Berlín y París lograron el respaldo a sus principios de rigor mediante un tratado intergubernamental, que deja grabado a fuego dos objetivos irrenunciables incluidos en el antiguo Pacto de Estabilidad y Crecimiento (PEC), que casi nadie respetó: un déficit público de menos de un 3% del Producto Bruto Interno (PBI) y un techo máximo de deuda pública del 60%. Además, los 27 socios del bloque -a excepción del Reino Unido- deben colocar sus déficit estructurales anuales por debajo del 0,5% del PBI -"regla de oro" para Berlín-, que se fijará en las Constituciones de cada socio. Además, se incluyen mecanismos de corrección automáticos en caso de desviación de los objetivos de disciplina.

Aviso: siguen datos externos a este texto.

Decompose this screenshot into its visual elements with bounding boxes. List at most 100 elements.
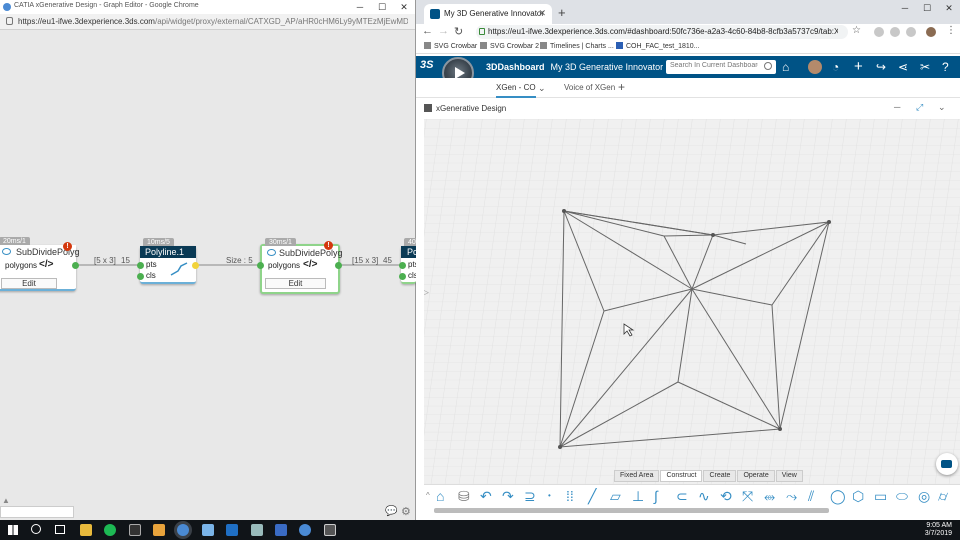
search-icon[interactable]: [31, 524, 41, 534]
network-icon[interactable]: ⋖: [898, 60, 908, 74]
menu-icon[interactable]: ⋮: [946, 25, 956, 36]
output-port[interactable]: [192, 262, 199, 269]
r-icon[interactable]: [275, 524, 287, 536]
star-icon[interactable]: ☆: [852, 25, 861, 36]
search-icon[interactable]: [764, 62, 772, 70]
avatar[interactable]: [808, 60, 822, 74]
tag-icon[interactable]: ⌂: [782, 60, 789, 74]
spline-icon[interactable]: ∿: [698, 487, 710, 505]
surface-icon[interactable]: ⟲: [720, 487, 732, 505]
dashboard-name[interactable]: My 3D Generative Innovator: [551, 62, 664, 72]
chevron-up-icon[interactable]: ^: [426, 487, 430, 505]
chrome-icon[interactable]: [299, 524, 311, 536]
action-tab-create[interactable]: Create: [703, 470, 737, 482]
compass-small-icon[interactable]: ◔: [832, 60, 839, 74]
forward-icon[interactable]: →: [438, 25, 449, 37]
input-port[interactable]: [137, 262, 144, 269]
app-icon[interactable]: [251, 524, 263, 536]
file-explorer-icon[interactable]: [80, 524, 92, 536]
polyline-node[interactable]: 10ms/5 Polyline.1 pts cls: [140, 238, 196, 284]
tab-voice-of-xgen[interactable]: Voice of XGen: [564, 83, 615, 92]
point-icon[interactable]: •: [548, 487, 551, 505]
tools-icon[interactable]: ✂: [920, 60, 930, 74]
input-port[interactable]: [137, 273, 144, 280]
extension-icon[interactable]: [874, 27, 884, 37]
warning-icon[interactable]: !: [63, 242, 72, 251]
lines-icon[interactable]: ⫽: [808, 487, 814, 505]
home-icon[interactable]: ⌂: [436, 487, 444, 505]
input-port[interactable]: [399, 273, 406, 280]
browser-tab[interactable]: My 3D Generative Innovator ✕: [424, 4, 552, 24]
3d-viewport[interactable]: ▷: [424, 119, 960, 484]
system-clock[interactable]: 9:05 AM 3/7/2019: [925, 522, 952, 538]
maximize-widget-icon[interactable]: ⤢: [916, 102, 923, 113]
action-tab-construct[interactable]: Construct: [660, 470, 703, 482]
output-port[interactable]: [335, 262, 342, 269]
code-icon[interactable]: </>: [303, 259, 317, 270]
back-icon[interactable]: ←: [422, 25, 433, 37]
spotify-icon[interactable]: [104, 524, 116, 536]
subdivide-node-2[interactable]: 30ms/1 SubDividePolyg polygons </> Edit: [260, 238, 343, 294]
undo-icon[interactable]: ↶: [480, 487, 492, 505]
app-icon[interactable]: [324, 524, 336, 536]
polygon-icon[interactable]: ⬡: [852, 487, 864, 505]
bookmark-item[interactable]: SVG Crowbar: [424, 42, 477, 50]
settings-icon[interactable]: ⚙: [401, 505, 411, 518]
code-icon[interactable]: </>: [39, 259, 53, 270]
warning-icon[interactable]: !: [324, 241, 333, 250]
profile-icon[interactable]: [926, 27, 936, 37]
minimize-button[interactable]: ─: [894, 0, 916, 14]
app-icon[interactable]: [202, 524, 214, 536]
blend-icon[interactable]: ⤳: [786, 487, 797, 505]
app-icon[interactable]: [129, 524, 141, 536]
tab-xgen-co[interactable]: XGen - CO: [496, 83, 536, 98]
toolbar-scrollbar[interactable]: [434, 508, 829, 513]
bookmark-item[interactable]: Timelines | Charts ...: [540, 42, 614, 50]
close-button[interactable]: ✕: [938, 0, 960, 14]
sublime-icon[interactable]: [153, 524, 165, 536]
action-tab-fixed-area[interactable]: Fixed Area: [614, 470, 660, 482]
chrome-icon[interactable]: [177, 524, 189, 536]
add-icon[interactable]: +: [854, 59, 863, 74]
chevron-down-icon[interactable]: ⌄: [538, 83, 546, 94]
outlook-icon[interactable]: [226, 524, 238, 536]
extension-icon[interactable]: [890, 27, 900, 37]
input-port[interactable]: [399, 262, 406, 269]
axis-icon[interactable]: ⊥: [632, 487, 644, 505]
edit-button[interactable]: Edit: [1, 278, 57, 289]
bottom-input[interactable]: [0, 506, 74, 518]
maximize-button[interactable]: ☐: [916, 0, 938, 14]
spiral-icon[interactable]: ◎: [918, 487, 930, 505]
extension-icon[interactable]: [906, 27, 916, 37]
line-icon[interactable]: ╱: [588, 487, 596, 505]
new-tab-button[interactable]: +: [558, 5, 566, 20]
reload-icon[interactable]: ↻: [454, 25, 463, 38]
bookmark-item[interactable]: SVG Crowbar 2: [480, 42, 539, 50]
plane-icon[interactable]: ▱: [610, 487, 621, 505]
output-port[interactable]: [72, 262, 79, 269]
minimize-widget-icon[interactable]: ─: [894, 102, 900, 112]
edit-button[interactable]: Edit: [265, 278, 326, 289]
dashboard-search[interactable]: [666, 60, 776, 74]
cylinder-icon[interactable]: ⌭: [938, 487, 948, 505]
rectangle-icon[interactable]: ▭: [874, 487, 887, 505]
chat-bubble-icon[interactable]: [936, 453, 958, 475]
action-tab-operate[interactable]: Operate: [737, 470, 775, 482]
redo-icon[interactable]: ↷: [502, 487, 514, 505]
search-input[interactable]: [670, 62, 758, 69]
close-tab-icon[interactable]: ✕: [538, 8, 546, 19]
address-bar[interactable]: https://eu1-ifwe.3dexperience.3ds.com/#d…: [476, 25, 848, 39]
update-icon[interactable]: ⊇: [524, 487, 536, 505]
ellipse-icon[interactable]: ⬭: [896, 487, 908, 505]
bookmark-item[interactable]: COH_FAC_test_1810...: [616, 42, 700, 50]
subdivide-node-1[interactable]: 20ms/1 SubDividePolyg polygons </> Edit: [0, 237, 80, 291]
side-panel-toggle-icon[interactable]: ▷: [424, 287, 429, 298]
expand-icon[interactable]: ▲: [2, 496, 10, 505]
task-view-icon[interactable]: [55, 525, 65, 534]
loft-icon[interactable]: ⥈: [764, 487, 775, 505]
curve-icon[interactable]: ∫: [654, 487, 658, 505]
chevron-down-icon[interactable]: ⌄: [938, 102, 946, 113]
input-port[interactable]: [257, 262, 264, 269]
points-grid-icon[interactable]: ⁞⁞: [566, 487, 574, 505]
comment-icon[interactable]: 💬: [385, 506, 397, 517]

A pesar de que, de momento, se trata de un acuerdo entre gobiernos, Merkel y el presidente del Parlamento Europeo, Jerzy Buzek, confían en que, en breve, se pueda transformar en una posible directiva europea y quede anclado en los Tratados de la UE, uno de los asuntos más peliagudos según expertos en derecho comunitario.
Merkel y Sarkozy -"Merkozy", como se les bautizó en jerga popular- decidieron junto al resto de líderes conceder poderes fiscalizadores extraordinarios a la Comisión Europea y al Tribunal de Justicia de la UE (TUE) para que actúen como "gendarmes" del equilibrio presupuestario. Bruselas será el "agente de tráfico", que tome nota de las infracciones a las reglas de disciplina y proponga enmiendas a los socios "rebeldes", mientras la Justicia europea podrá poner las multas a los infractores.
El nuevo entramado jurídico, nacido para evitar casos como los de Grecia, Irlanda o Portugal, parece mucho mejor tejido jurídicamente que el PEC, pero queda abierta la incógnita respecto de si será un arma de disuasión tan eficaz como lo fue el "botón nuclear" durante la época de la Guerra Fría, cuando los Estados Unidos y la ex Unión Soviética se amenazaban mutuamente con la posibilidad de desatar una guerra atómica.